Graded task assignments. When scheduling activities, improve success rates by helping patients break down large, unrealistic goals into smaller, more manageable pieces. Ask them to consider realistically what they can accomplish now, not what they could have accomplished before they became ill.
Exposure. Anxious patients avoid feared situations because of catastrophic beliefs that experiencing those situations will harm them. A man with panic disorder may avoid exercise, for example, because he perceives lightheadedness and rapid heart rate as signs of imminent heart attack. Avoiding exercise to prevent the feared symptoms perpetuates his catastrophic beliefs.
Exposure to feared symptoms—while initially arousing high anxiety—allows the patient to experientially disconfirm his beliefs. As he remains well after lightheadedness and rapid heart rate are induced interoceptively (by climbing several flights of stairs, for example), he comes to recognize the situational symptoms as manifestations of anxiety rather than evidence of life-threatening illness.

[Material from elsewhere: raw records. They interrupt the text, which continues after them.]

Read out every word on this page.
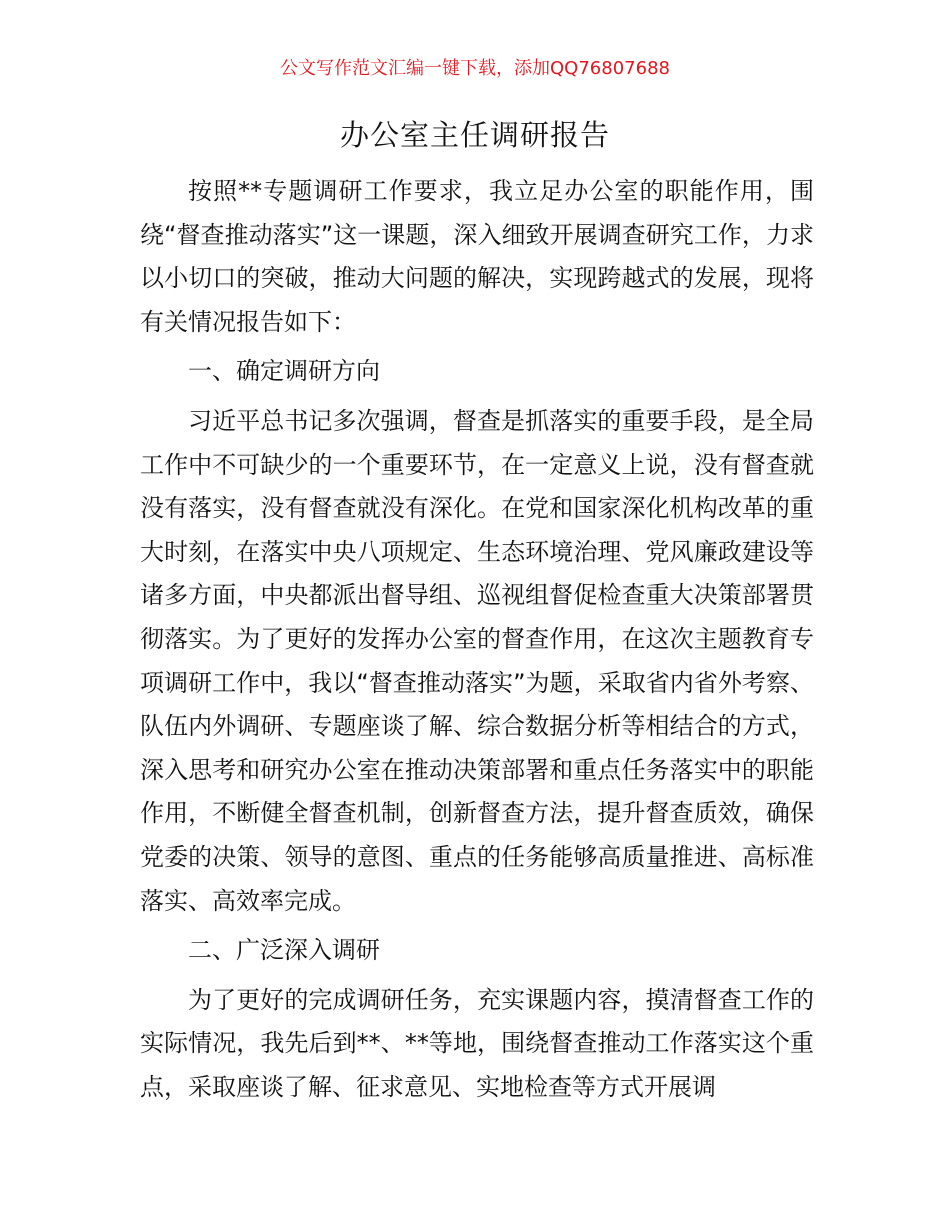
公文写作范文汇编一键下载，添加QQ76807688
办公室主任调研报告

按照**专题调研工作要求，我立足办公室的职能作用，围绕“督查推动落实”这一课题，深入细致开展调查研究工作，力求以小切口的突破，推动大问题的解决，实现跨越式的发展，现将有关情况报告如下：

一、确定调研方向

习近平总书记多次强调，督查是抓落实的重要手段，是全局工作中不可缺少的一个重要环节，在一定意义上说，没有督查就没有落实，没有督查就没有深化。在党和国家深化机构改革的重大时刻，在落实中央八项规定、生态环境治理、党风廉政建设等诸多方面，中央都派出督导组、巡视组督促检查重大决策部署贯彻落实。为了更好的发挥办公室的督查作用，在这次主题教育专项调研工作中，我以“督查推动落实”为题，采取省内省外考察、队伍内外调研、专题座谈了解、综合数据分析等相结合的方式，深入思考和研究办公室在推动决策部署和重点任务落实中的职能作用，不断健全督查机制，创新督查方法，提升督查质效，确保党委的决策、领导的意图、重点的任务能够高质量推进、高标准落实、高效率完成。

二、广泛深入调研

为了更好的完成调研任务，充实课题内容，摸清督查工作的实际情况，我先后到**、**等地，围绕督查推动工作落实这个重点，采取座谈了解、征求意见、实地检查等方式开展调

In vivo exposure entails confronting the patient with the avoided object or situation. For example, you may show a woman with needle phobia pictures of needles, followed by actual needles themselves, then ask her to touch a needle, hold a needle, etc., until her anxiety gradually diminishes.
Imaginal exposure involves asking the patient to imagine himself in a feared situation and manipulating the images to build his sense of mastery. If he stops the image at the moment of highest arousal, instruct him to “continue to play the film forward” by asking, “What happens next?” This approach shows him that he can cope with difficult situations.